Mit ePED wird sowohl bei der Betätigung des Not­schalters als auch im Störungs­fall die Tür sicher frei­gegeben. Die Kurz­zeit­freigabe, das Frei­schalten und das Zurück­setzen der Flucht­tür lassen sich direkt am Terminal durchführen. Der aktuelle Tür­zustand ist anhand der Farb­anzeige auf den ersten Blick kenntlich: Grün für offen oder Rot für verriegelt. Generell können alle relevanten Informationen – Tür­status, technische Details, Wartungs­informationen etc. – über das Display abgerufen oder konfiguriert werden.

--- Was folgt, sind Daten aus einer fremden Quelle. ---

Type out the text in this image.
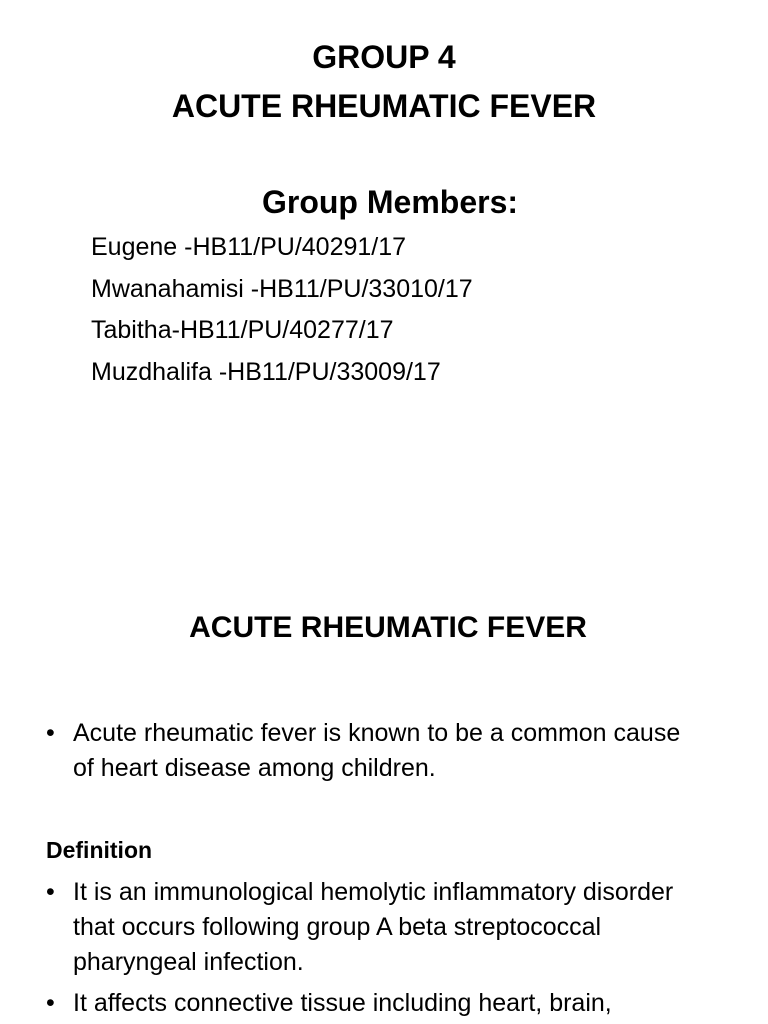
GROUP 4
ACUTE RHEUMATIC FEVER
Group Members:
Eugene -HB11/PU/40291/17
Mwanahamisi -HB11/PU/33010/17
Tabitha-HB11/PU/40277/17
Muzdhalifa -HB11/PU/33009/17
ACUTE RHEUMATIC FEVER
• Acute rheumatic fever is known to be a common cause of heart disease among children.
Definition
• It is an immunological hemolytic inflammatory disorder that occurs following group A beta streptococcal pharyngeal infection.
• It affects connective tissue including heart, brain,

Steuerungstechnisch wird das Terminal per Hi-O angebunden. Zugelassen ist es sowohl gemäß der aktuellen Richtlinie über elektrische Verriegelungs­systeme von Türen in Rettungs­wegen (EltVTR) als auch gemäß der Nachfolger­norm EN 13637:2015 (Elektrisch gesteuerte Flucht­tür­anlagen für Türen in Flucht­wegen). Nicht zuletzt bietet das ePED-Display-Terminal die Möglichkeit einer Zeit­verzögerung nach Betätigung der Not­taste, damit das Sicherheits- bzw. Aufsichts­personal bei Miss­brauch noch einschreiten kann. Assa Abloy weist allerdings darauf hin, dass für diese Funktion nach deutschem Baurecht eine Zustimmung der Baubehörde notwendig ist.